Legally, so is drinking it for the 97 percent of the county's 165 million people who are Muslim.

Murree is a Raj beer, from a different era and culture. Founded by two Britons in 1860 when Pakistan was under British colonial rule as part of greater India, it was brewed to wet the palate of the colonial soldiers stationed in the region.

But locals grew a taste for the beer, too, and after independence from Britain in 1947 and partition of greater India the brewery has kept filling beer bottles, with a few hiccups along the way.

They hired a German brew master and in 1964 the operation switched from British brewing to German. Since the 1970s, however, all the employees have been Pakistani.

Most of them are Muslim, including general manager Mohammad Javed who has 23 years with the company.

But in today's Pakistan, with far fewer than 100 legal alcohol outlets and only eight of them in Punjab province, where 60 percent of Pakistan's 165 million people live, one wonders how they stay in business.
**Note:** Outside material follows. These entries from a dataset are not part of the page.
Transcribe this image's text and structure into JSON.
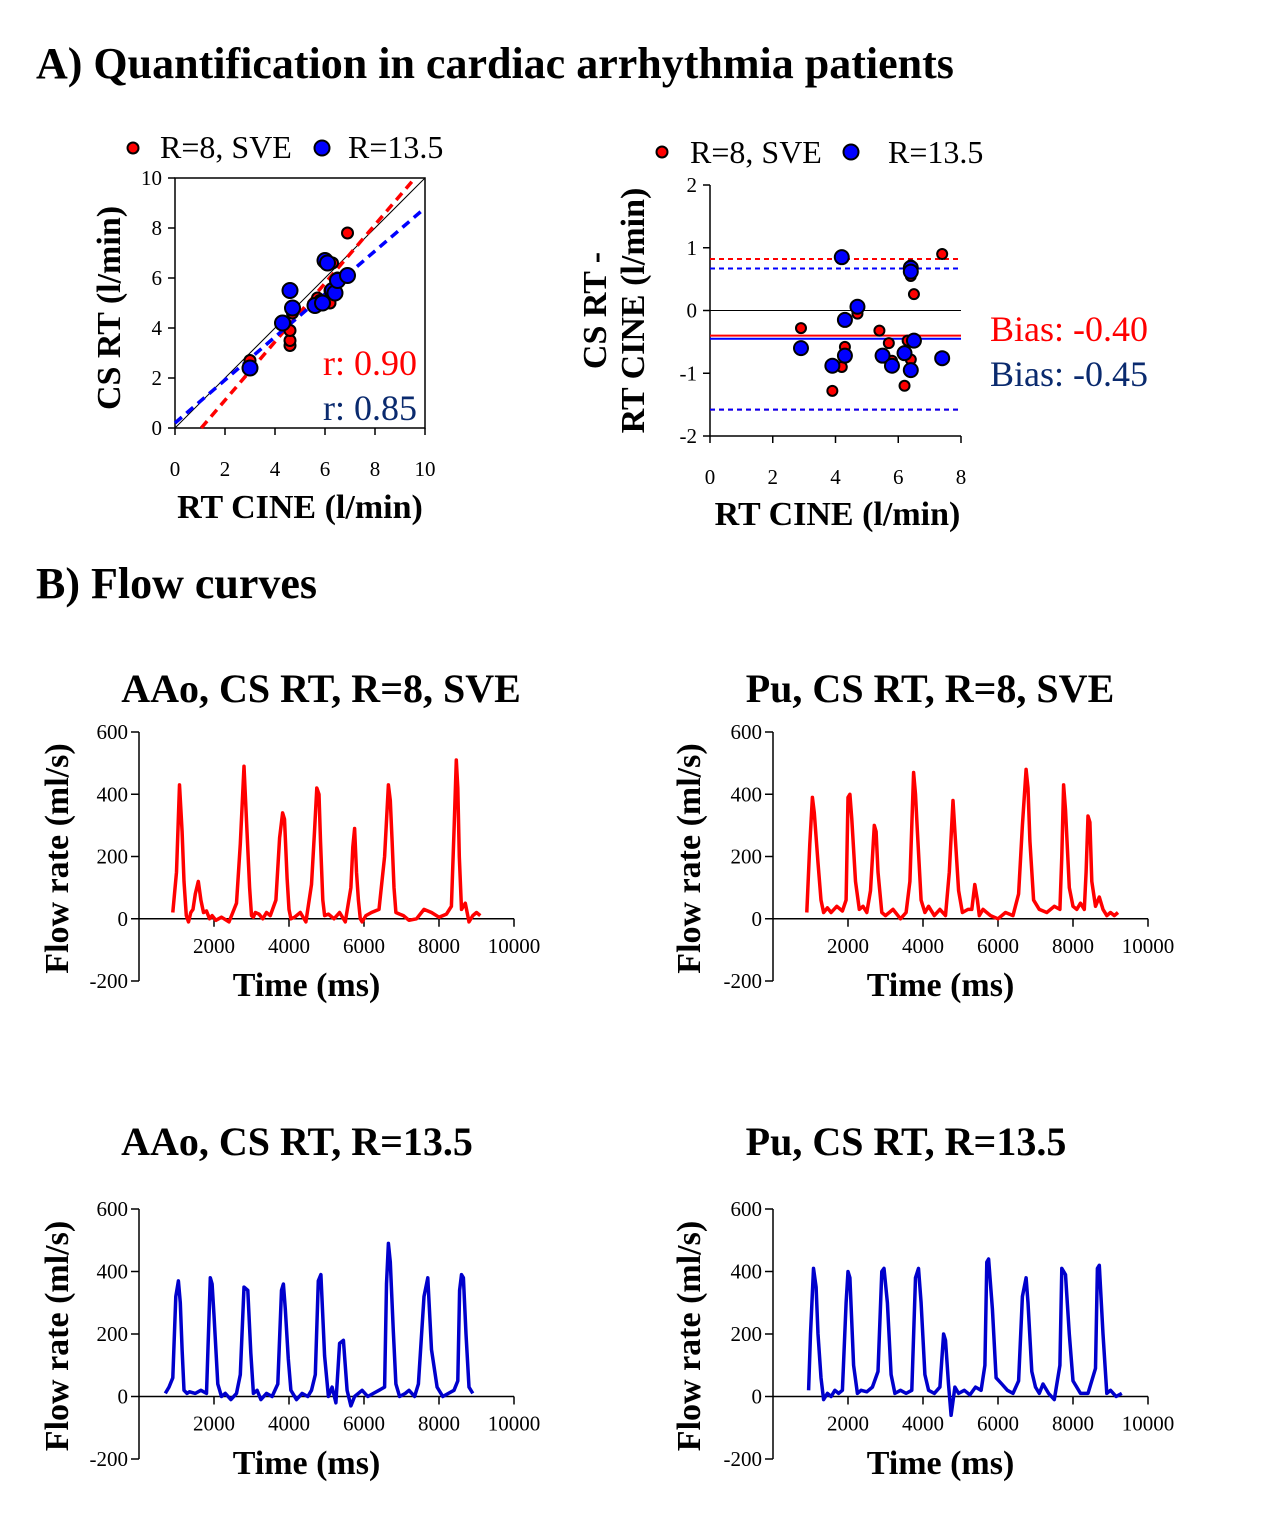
{
  "section_a_title": "A) Quantification in cardiac arrhythmia patients",
  "section_b_title": "B) Flow curves",
  "chart_data": [
    {
      "id": "correlation",
      "type": "scatter",
      "xlabel": "RT CINE (l/min)",
      "ylabel": "CS RT (l/min)",
      "xlim": [
        0,
        10
      ],
      "ylim": [
        0,
        10
      ],
      "xticks": [
        "0",
        "2",
        "4",
        "6",
        "8",
        "10"
      ],
      "yticks": [
        "0",
        "2",
        "4",
        "6",
        "8",
        "10"
      ],
      "legend": [
        "R=8, SVE",
        "R=13.5"
      ],
      "annotations": [
        "r: 0.90",
        "r: 0.85"
      ],
      "identity_line": [
        [
          0,
          0
        ],
        [
          10,
          10
        ]
      ],
      "regression_lines": [
        {
          "series": "R=8, SVE",
          "from": [
            1.05,
            0
          ],
          "to": [
            9.6,
            10
          ]
        },
        {
          "series": "R=13.5",
          "from": [
            0,
            0.2
          ],
          "to": [
            10,
            8.8
          ]
        }
      ],
      "series": [
        {
          "name": "R=8, SVE",
          "color": "#ff0000",
          "x": [
            3.0,
            4.4,
            4.6,
            4.6,
            4.6,
            4.7,
            5.7,
            5.8,
            6.1,
            6.2,
            6.2,
            6.3,
            6.5,
            6.9
          ],
          "y": [
            2.7,
            4.2,
            3.3,
            3.5,
            3.9,
            4.6,
            5.2,
            5.1,
            6.7,
            5.0,
            5.5,
            6.6,
            6.0,
            7.8
          ]
        },
        {
          "name": "R=13.5",
          "color": "#0000ff",
          "x": [
            3.0,
            4.3,
            4.6,
            4.7,
            5.6,
            5.9,
            6.0,
            6.1,
            6.3,
            6.4,
            6.5,
            6.9
          ],
          "y": [
            2.4,
            4.2,
            5.5,
            4.8,
            4.9,
            5.0,
            6.7,
            6.6,
            5.5,
            5.4,
            5.9,
            6.1
          ]
        }
      ]
    },
    {
      "id": "bland-altman",
      "type": "scatter",
      "xlabel": "RT CINE (l/min)",
      "ylabel": [
        "CS RT -",
        "RT CINE (l/min)"
      ],
      "xlim": [
        0,
        8
      ],
      "ylim": [
        -2,
        2
      ],
      "xticks": [
        "0",
        "2",
        "4",
        "6",
        "8"
      ],
      "yticks": [
        "-2",
        "-1",
        "0",
        "1",
        "2"
      ],
      "legend": [
        "R=8, SVE",
        "R=13.5"
      ],
      "annotations": [
        "Bias: -0.40",
        "Bias: -0.45"
      ],
      "bias_lines": [
        {
          "series": "R=8, SVE",
          "bias": -0.4,
          "upper": 0.82,
          "lower": -1.58
        },
        {
          "series": "R=13.5",
          "bias": -0.45,
          "upper": 0.67,
          "lower": -1.58
        }
      ],
      "series": [
        {
          "name": "R=8, SVE",
          "color": "#ff0000",
          "x": [
            2.9,
            3.9,
            4.2,
            4.3,
            4.3,
            4.7,
            5.4,
            5.7,
            5.8,
            6.2,
            6.3,
            6.4,
            6.4,
            6.4,
            6.5,
            7.4
          ],
          "y": [
            -0.28,
            -1.28,
            -0.9,
            -0.12,
            -0.58,
            -0.05,
            -0.32,
            -0.52,
            -0.8,
            -1.2,
            -0.48,
            -0.78,
            0.55,
            0.72,
            0.26,
            0.9
          ]
        },
        {
          "name": "R=13.5",
          "color": "#0000ff",
          "x": [
            2.9,
            3.9,
            4.2,
            4.3,
            4.3,
            4.7,
            5.5,
            5.8,
            6.2,
            6.4,
            6.4,
            6.5,
            6.4,
            7.4
          ],
          "y": [
            -0.6,
            -0.88,
            0.85,
            -0.15,
            -0.72,
            0.06,
            -0.72,
            -0.88,
            -0.68,
            0.68,
            -0.95,
            -0.48,
            0.62,
            -0.76
          ]
        }
      ]
    },
    {
      "id": "aao-r8",
      "type": "line",
      "title": "AAo, CS RT, R=8, SVE",
      "xlabel": "Time (ms)",
      "ylabel": "Flow rate (ml/s)",
      "xlim": [
        0,
        10000
      ],
      "ylim": [
        -200,
        600
      ],
      "xticks": [
        "2000",
        "4000",
        "6000",
        "8000",
        "10000"
      ],
      "yticks": [
        "-200",
        "0",
        "200",
        "400",
        "600"
      ],
      "color": "#ff0000",
      "series": [
        {
          "x": [
            900,
            1000,
            1080,
            1150,
            1200,
            1260,
            1320,
            1380,
            1440,
            1500,
            1580,
            1650,
            1720,
            1800,
            1880,
            1950,
            2050,
            2200,
            2400,
            2500,
            2600,
            2700,
            2800,
            2880,
            2950,
            3000,
            3050,
            3100,
            3200,
            3300,
            3400,
            3500,
            3650,
            3750,
            3830,
            3880,
            3950,
            4000,
            4050,
            4150,
            4300,
            4450,
            4600,
            4680,
            4740,
            4800,
            4840,
            4900,
            4950,
            5050,
            5200,
            5350,
            5500,
            5650,
            5700,
            5750,
            5800,
            5850,
            5900,
            5950,
            6050,
            6200,
            6400,
            6550,
            6650,
            6700,
            6750,
            6800,
            6850,
            6950,
            7050,
            7200,
            7400,
            7600,
            7800,
            8000,
            8200,
            8330,
            8400,
            8460,
            8500,
            8540,
            8600,
            8700,
            8800,
            8900,
            9000,
            9100
          ],
          "y": [
            20,
            150,
            430,
            280,
            120,
            10,
            -10,
            20,
            30,
            80,
            120,
            60,
            20,
            25,
            0,
            10,
            -5,
            5,
            -10,
            20,
            50,
            240,
            490,
            280,
            100,
            10,
            5,
            20,
            15,
            0,
            20,
            10,
            60,
            260,
            340,
            320,
            130,
            30,
            0,
            5,
            20,
            -10,
            110,
            280,
            420,
            400,
            250,
            60,
            10,
            15,
            0,
            20,
            -10,
            100,
            230,
            290,
            150,
            60,
            0,
            -10,
            10,
            20,
            30,
            200,
            430,
            380,
            250,
            100,
            20,
            15,
            10,
            -5,
            0,
            30,
            20,
            5,
            15,
            40,
            280,
            510,
            420,
            200,
            30,
            50,
            -10,
            10,
            20,
            10
          ]
        }
      ]
    },
    {
      "id": "pu-r8",
      "type": "line",
      "title": "Pu, CS RT, R=8, SVE",
      "xlabel": "Time (ms)",
      "ylabel": "Flow rate (ml/s)",
      "xlim": [
        0,
        10000
      ],
      "ylim": [
        -200,
        600
      ],
      "xticks": [
        "2000",
        "4000",
        "6000",
        "8000",
        "10000"
      ],
      "yticks": [
        "-200",
        "0",
        "200",
        "400",
        "600"
      ],
      "color": "#ff0000",
      "series": [
        {
          "x": [
            900,
            980,
            1050,
            1100,
            1200,
            1280,
            1350,
            1450,
            1550,
            1700,
            1850,
            1950,
            2000,
            2050,
            2100,
            2200,
            2300,
            2400,
            2500,
            2600,
            2700,
            2750,
            2800,
            2900,
            3000,
            3200,
            3400,
            3550,
            3650,
            3750,
            3800,
            3850,
            3950,
            4050,
            4150,
            4300,
            4450,
            4600,
            4700,
            4800,
            4850,
            4950,
            5050,
            5200,
            5300,
            5380,
            5450,
            5500,
            5600,
            5800,
            6000,
            6200,
            6400,
            6550,
            6650,
            6750,
            6800,
            6850,
            6950,
            7100,
            7300,
            7500,
            7650,
            7700,
            7750,
            7800,
            7900,
            8000,
            8100,
            8200,
            8300,
            8350,
            8400,
            8450,
            8500,
            8600,
            8700,
            8800,
            8900,
            9000,
            9100,
            9200
          ],
          "y": [
            20,
            240,
            390,
            340,
            180,
            60,
            20,
            35,
            20,
            40,
            25,
            60,
            390,
            400,
            320,
            120,
            30,
            40,
            20,
            90,
            300,
            280,
            150,
            20,
            10,
            30,
            0,
            20,
            120,
            470,
            400,
            280,
            60,
            20,
            40,
            10,
            30,
            10,
            150,
            380,
            280,
            90,
            20,
            30,
            30,
            110,
            60,
            10,
            30,
            10,
            0,
            20,
            10,
            80,
            300,
            480,
            420,
            250,
            60,
            30,
            20,
            40,
            30,
            200,
            430,
            350,
            100,
            40,
            30,
            50,
            30,
            150,
            330,
            310,
            120,
            40,
            70,
            30,
            10,
            20,
            10,
            20
          ]
        }
      ]
    },
    {
      "id": "aao-r13",
      "type": "line",
      "title": "AAo, CS RT, R=13.5",
      "xlabel": "Time (ms)",
      "ylabel": "Flow rate (ml/s)",
      "xlim": [
        0,
        10000
      ],
      "ylim": [
        -200,
        600
      ],
      "xticks": [
        "2000",
        "4000",
        "6000",
        "8000",
        "10000"
      ],
      "yticks": [
        "-200",
        "0",
        "200",
        "400",
        "600"
      ],
      "color": "#0000cc",
      "series": [
        {
          "x": [
            700,
            800,
            900,
            980,
            1050,
            1100,
            1150,
            1200,
            1280,
            1350,
            1500,
            1650,
            1800,
            1900,
            1950,
            2000,
            2100,
            2200,
            2300,
            2450,
            2600,
            2700,
            2800,
            2900,
            2980,
            3050,
            3150,
            3250,
            3400,
            3550,
            3700,
            3800,
            3850,
            3900,
            3980,
            4050,
            4200,
            4350,
            4500,
            4600,
            4700,
            4780,
            4850,
            4950,
            5050,
            5150,
            5250,
            5350,
            5450,
            5550,
            5650,
            5750,
            5850,
            5950,
            6100,
            6250,
            6400,
            6550,
            6600,
            6650,
            6700,
            6780,
            6850,
            6950,
            7100,
            7200,
            7350,
            7450,
            7600,
            7700,
            7800,
            7950,
            8100,
            8250,
            8400,
            8500,
            8550,
            8600,
            8650,
            8720,
            8800,
            8900
          ],
          "y": [
            10,
            30,
            60,
            320,
            370,
            300,
            150,
            20,
            10,
            15,
            10,
            20,
            10,
            380,
            360,
            260,
            40,
            0,
            10,
            -10,
            10,
            70,
            350,
            340,
            140,
            10,
            20,
            -10,
            10,
            0,
            40,
            340,
            360,
            280,
            120,
            20,
            -10,
            10,
            0,
            20,
            70,
            370,
            390,
            130,
            0,
            30,
            -20,
            170,
            180,
            20,
            -30,
            0,
            10,
            20,
            0,
            10,
            20,
            30,
            360,
            490,
            430,
            210,
            40,
            0,
            10,
            20,
            0,
            40,
            320,
            380,
            150,
            30,
            0,
            10,
            20,
            50,
            340,
            390,
            380,
            200,
            30,
            10
          ]
        }
      ]
    },
    {
      "id": "pu-r13",
      "type": "line",
      "title": "Pu, CS RT, R=13.5",
      "xlabel": "Time (ms)",
      "ylabel": "Flow rate (ml/s)",
      "xlim": [
        0,
        10000
      ],
      "ylim": [
        -200,
        600
      ],
      "xticks": [
        "2000",
        "4000",
        "6000",
        "8000",
        "10000"
      ],
      "yticks": [
        "-200",
        "0",
        "200",
        "400",
        "600"
      ],
      "color": "#0000cc",
      "series": [
        {
          "x": [
            950,
            1000,
            1080,
            1150,
            1200,
            1280,
            1350,
            1450,
            1550,
            1650,
            1750,
            1850,
            1950,
            2000,
            2050,
            2150,
            2250,
            2350,
            2500,
            2650,
            2800,
            2900,
            2960,
            3050,
            3150,
            3250,
            3400,
            3550,
            3700,
            3800,
            3880,
            3950,
            4050,
            4150,
            4300,
            4450,
            4550,
            4600,
            4680,
            4750,
            4850,
            4950,
            5100,
            5250,
            5400,
            5550,
            5650,
            5700,
            5750,
            5850,
            5950,
            6100,
            6250,
            6400,
            6550,
            6650,
            6750,
            6800,
            6900,
            7000,
            7100,
            7200,
            7350,
            7500,
            7650,
            7700,
            7800,
            7900,
            8000,
            8200,
            8400,
            8600,
            8650,
            8700,
            8800,
            8900,
            9000,
            9150,
            9300
          ],
          "y": [
            20,
            200,
            410,
            350,
            200,
            60,
            -10,
            10,
            0,
            20,
            10,
            20,
            300,
            400,
            380,
            100,
            10,
            20,
            15,
            30,
            80,
            400,
            410,
            300,
            70,
            10,
            20,
            10,
            20,
            380,
            410,
            300,
            70,
            20,
            10,
            30,
            200,
            180,
            40,
            -60,
            30,
            10,
            20,
            5,
            30,
            20,
            100,
            430,
            440,
            280,
            60,
            40,
            20,
            10,
            50,
            320,
            380,
            300,
            80,
            30,
            10,
            40,
            10,
            -10,
            100,
            410,
            390,
            200,
            50,
            10,
            10,
            90,
            410,
            420,
            200,
            10,
            20,
            0,
            10
          ]
        }
      ]
    }
  ]
}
"The legalities are only a fig leaf. More than 90 percent of our customers are Muslim," chief executive MP Bhandara while sipping a beer in his 60-year-old office.

The brewery currently bottles about 4 million litres of beer a year, which is about the same as the average large beer brewer in Germany, he said.

"It is a complicated situation, to say the least. Officially no Muslim is allowed to consume liquor," Bhandara said.

Muslims are forbidden permits to buy liquor, so people will employ non-Muslim servants to buy the liquor from the shops. The upper-class have bootleggers deliver to their homes. "They cannot be bothered sending out their staff to the shops," he said.

Although import and export of alcohol are also officially banned, the upper classes buy the best from everywhere, including the whiskies and beers. And everyone knows it is available in expensive clubs. It is all smuggled.

Each government enforces the alcohol ban to varying degrees, and usually they become more lax the longer they're in office.

Even under General Muhammad Zia-ul-Haq, a follower of Koranic law when president and military ruler from 1977 to 1988, alcohol sales continued to increase.

"The government gets a big revenue from liquor, so on the one hand they don't want to lose their revenue, and on the other they want to show they support prohibition," he said.

Bhandara said beer is the history of the company, but their malt whiskies are their best products, with 8- and 12-year malts on the market and a 21-year malt to hit the market in October 2008.

For the business, though, non-alcoholic divisions are playing an increasing role.

Tops Food & Beverage, which produces non-alcohol drinks, is the fastest growing. And there is also Murree Glass making bottles.

Liquor production continues to see "a modest increase every year" to fill growing demand, but overall it means less to the company, Bhandara said.

"Ten years ago non-alcohol products were negligible where by 2007 they were worth about 50 percent. In another 10 years the liquor production to the total contribution will be down to about 33 percent," he said.

He makes it clear that although beer sales are increasing, the rest of the company is growing faster.